Brancheninsider zufolge hat sich Frust über stockende Projekte und die als schwierig empfundene Zusammenarbeit mit dem Herzogspaar von Sussex aufgebaut.
Netflix hatte im September 2020 einen mehrjährigen Vertrag mit Archewell unterzeichnet, der Dokumentationen, Filme, Serien und Kinderprogramme umfasste. Zu den ersten Veröffentlichungen gehörte die vielbeachtete Doku-Serie Harry & Meghan, die gut ankam. Andere Projekte wie eine Polo-Serie fanden jedoch kaum Resonanz.
Bis 2025 hatte sich das Verhältnis verschlechtert. Netflix-Mitarbeiter sollen zunehmend genervt von der Art des Paares in Besprechungen gewesen sein – einige warfen Meghan vor, Harry zu unterbrechen oder seine Beiträge umzuformulieren. Andere berichteten, sie habe gelegentlich Zoom-Calls abrupt verlassen, was ihre Anwälte später mit der Vereinbarkeit von Beruf und Privatleben begründeten. CEO Ted Sarandos soll scherzhaft gesagt haben, er nehme ihre Anrufe nur noch entgegen, wenn ein Anwalt anwesend sei.
Auch die Lifestyle-Marke des Paares, As Ever, kämpfte mit Absatzproblemen. Netflix sitzt auf Lagerbeständen im Wert von rund 10 Millionen Dollar fest und hat das Projekt faktisch aufgegeben. Die Serie With Love, Meghan wurde nicht verlängert, während zwei Filmprojekte – Meet Me at the Lake und The Wedding Date – in der Entwicklung feststecken.
Branchenvertreter zeigen sich inzwischen zurückhaltend, mit Archewell zusammenzuarbeiten. Viele verweisen auf Bedenken hinsichtlich des kommerziellen Werts der Marke und die Herausforderungen bei der Zusammenarbeit mit Meghan. Wenn der aktuelle Vertrag im August 2025 ausläuft, wird Netflix ihn zu einer "First-Look"-Vereinbarung herabstufen – ohne Verpflichtung, künftige Projekte tatsächlich zu realisieren.

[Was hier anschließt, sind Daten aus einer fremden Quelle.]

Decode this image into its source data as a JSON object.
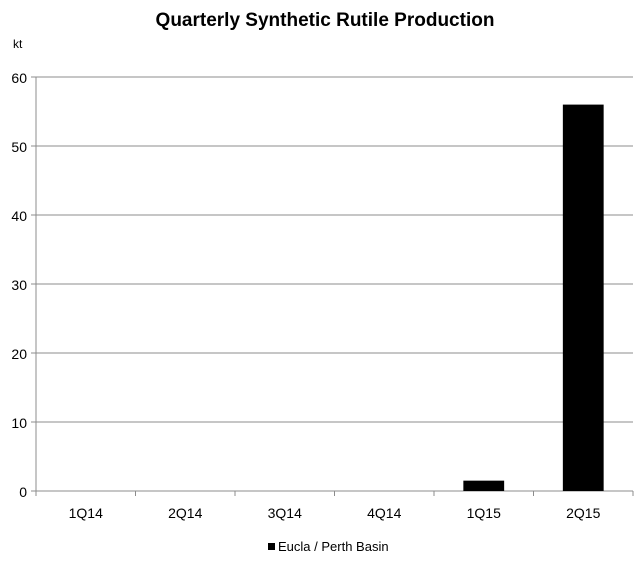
{
  "chart_data": {
    "type": "bar",
    "title": "Quarterly Synthetic Rutile Production",
    "ylabel": "kt",
    "xlabel": "",
    "categories": [
      "1Q14",
      "2Q14",
      "3Q14",
      "4Q14",
      "1Q15",
      "2Q15"
    ],
    "series": [
      {
        "name": "Eucla / Perth Basin",
        "values": [
          0,
          0,
          0,
          0,
          1.5,
          56
        ],
        "color": "#000000"
      }
    ],
    "ylim": [
      0,
      60
    ],
    "yticks": [
      0,
      10,
      20,
      30,
      40,
      50,
      60
    ],
    "grid": true,
    "legend": "bottom"
  }
}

Der Wechsel zu einem "First-Look"-Deal bedeutet einen deutlichen Rückschlag für die Sussexes in Hollywood. Mit stockenden Produktionen, unverkaufter Ware und einem Ruf als schwierige Partner wirkt ihre Zukunft in der Unterhaltungsbranche alles andere als gesichert.
Netflix' Entscheidung spiegelt eine generelle Skepsis der Branche gegenüber der langfristigen Tragfähigkeit von Archewell wider. Das Paar steht nun vor der Aufgabe, neuen Schwung zu gewinnen – oder Partner zu finden, die bereit sind, das Risiko einzugehen.